Based on my current understanding I can also only speculate what happens when two members concurrently remove each other, which is essentially that they both get removed - but again, I’d like to get clarification on this. My final wondering about BeeKEM is how it handles multiple compromises. Weidner et al. write of Causal TreeKEM that “after multiple compromises, all compromised group members must send PCS updates in sequence” (s3). The details of how this potential vulnerability works sit slightly beyond my current understanding but it’s something I’m curious about and would like to keep digging into.

In TreeKEM, the requirement of strong consistency for the group state means that operations on the group state need to be totally ordered, and group members effectively all progress together from one ‘epoch’ to another.
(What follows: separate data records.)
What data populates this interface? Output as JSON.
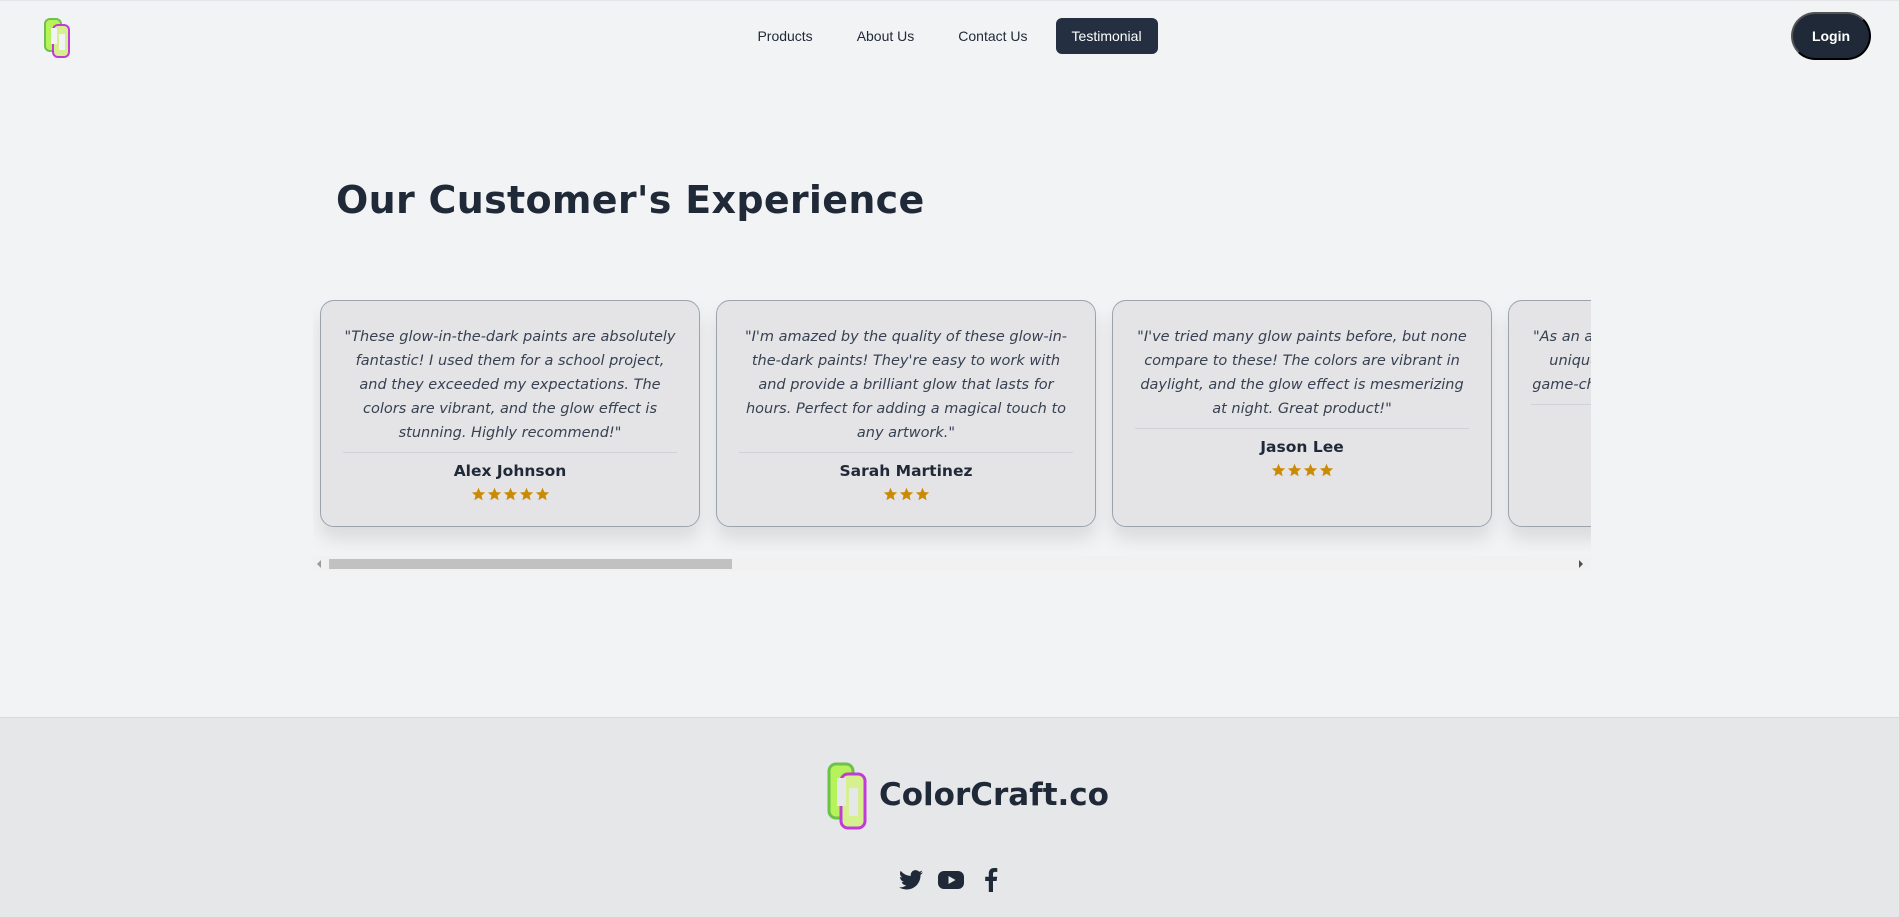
{
  "nav": {
    "items": [
      {
        "label": "Products"
      },
      {
        "label": "About Us"
      },
      {
        "label": "Contact Us"
      },
      {
        "label": "Testimonial"
      }
    ],
    "login_label": "Login"
  },
  "testimonials": {
    "title": "Our Customer's Experience",
    "cards": [
      {
        "quote": "\"These glow-in-the-dark paints are absolutely fantastic! I used them for a school project, and they exceeded my expectations. The colors are vibrant, and the glow effect is stunning. Highly recommend!\"",
        "author": "Alex Johnson",
        "rating": 5
      },
      {
        "quote": "\"I'm amazed by the quality of these glow-in-the-dark paints! They're easy to work with and provide a brilliant glow that lasts for hours. Perfect for adding a magical touch to any artwork.\"",
        "author": "Sarah Martinez",
        "rating": 3
      },
      {
        "quote": "\"I've tried many glow paints before, but none compare to these! The colors are vibrant in daylight, and the glow effect is mesmerizing at night. Great product!\"",
        "author": "Jason Lee",
        "rating": 4
      },
      {
        "quote": "\"As an artist, I love how these paints open up unique possibilities. They've been a total game-changer for my murals, and the glow is",
        "author": "",
        "rating": 0
      }
    ]
  },
  "footer": {
    "brand": "ColorCraft.co",
    "socials": [
      "twitter-icon",
      "youtube-icon",
      "facebook-icon"
    ]
  },
  "colors": {
    "dark": "#1f2937",
    "star": "#ca8a04",
    "card_bg": "#e4e4e7"
  }
}
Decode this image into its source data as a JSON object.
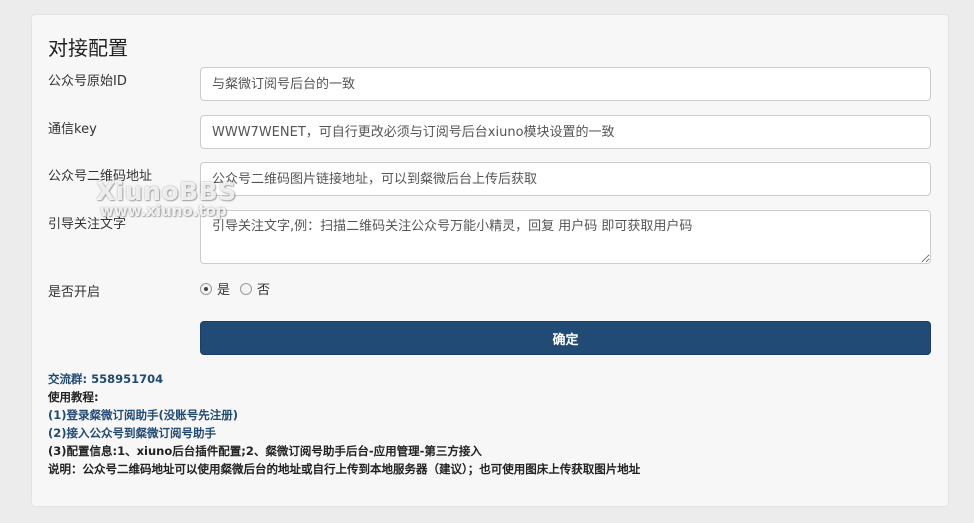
{
  "form": {
    "title": "对接配置",
    "fields": [
      {
        "label": "公众号原始ID",
        "placeholder": "与粲微订阅号后台的一致"
      },
      {
        "label": "通信key",
        "placeholder": "WWW7WENET，可自行更改必须与订阅号后台xiuno模块设置的一致"
      },
      {
        "label": "公众号二维码地址",
        "placeholder": "公众号二维码图片链接地址，可以到粲微后台上传后获取"
      },
      {
        "label": "引导关注文字",
        "placeholder": "引导关注文字,例：扫描二维码关注公众号万能小精灵，回复 用户码 即可获取用户码"
      }
    ],
    "enable": {
      "label": "是否开启",
      "options": [
        "是",
        "否"
      ],
      "selected": "是"
    },
    "submit_label": "确定"
  },
  "info": {
    "group_label": "交流群:",
    "group_number": "558951704",
    "tutorial_label": "使用教程:",
    "step1": "(1)登录粲微订阅助手(没账号先注册)",
    "step2": "(2)接入公众号到粲微订阅号助手",
    "step3": "(3)配置信息:1、xiuno后台插件配置;2、粲微订阅号助手后台-应用管理-第三方接入",
    "note": "说明：公众号二维码地址可以使用粲微后台的地址或自行上传到本地服务器（建议）；也可使用图床上传获取图片地址"
  },
  "watermark": {
    "brand": "XiunoBBS",
    "url": "www.xiuno.top"
  },
  "colors": {
    "primary": "#214a75",
    "background": "#ececec",
    "card": "#f7f7f7"
  }
}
But while all members do need to regularly update the group key to ensure post-compromise security, BeeKEM gives us stronger capabilities for recovering from conflicting offline updates and network splits, by explicitly modelling the group state as potentially existing in multiple epochs simultaneously.

The central way this happens is that, when members receive conflicting updates, they can simply hold on to all of the keys they received for each node, thus marking them as ‘conflicted’. This means we can continue to decrypt and read application messages stemming from the conflicting epochs. Then when we want to progress the group state with another update, we basically just consider the conflicted nodes to be blank.

I’m excited for the authors to publish their paper where BeeKEM’s affordances and limitations can be expressed more formally, and to dig into making apps that take advantage of and support the Keyhive project more generally. Thanks for reading!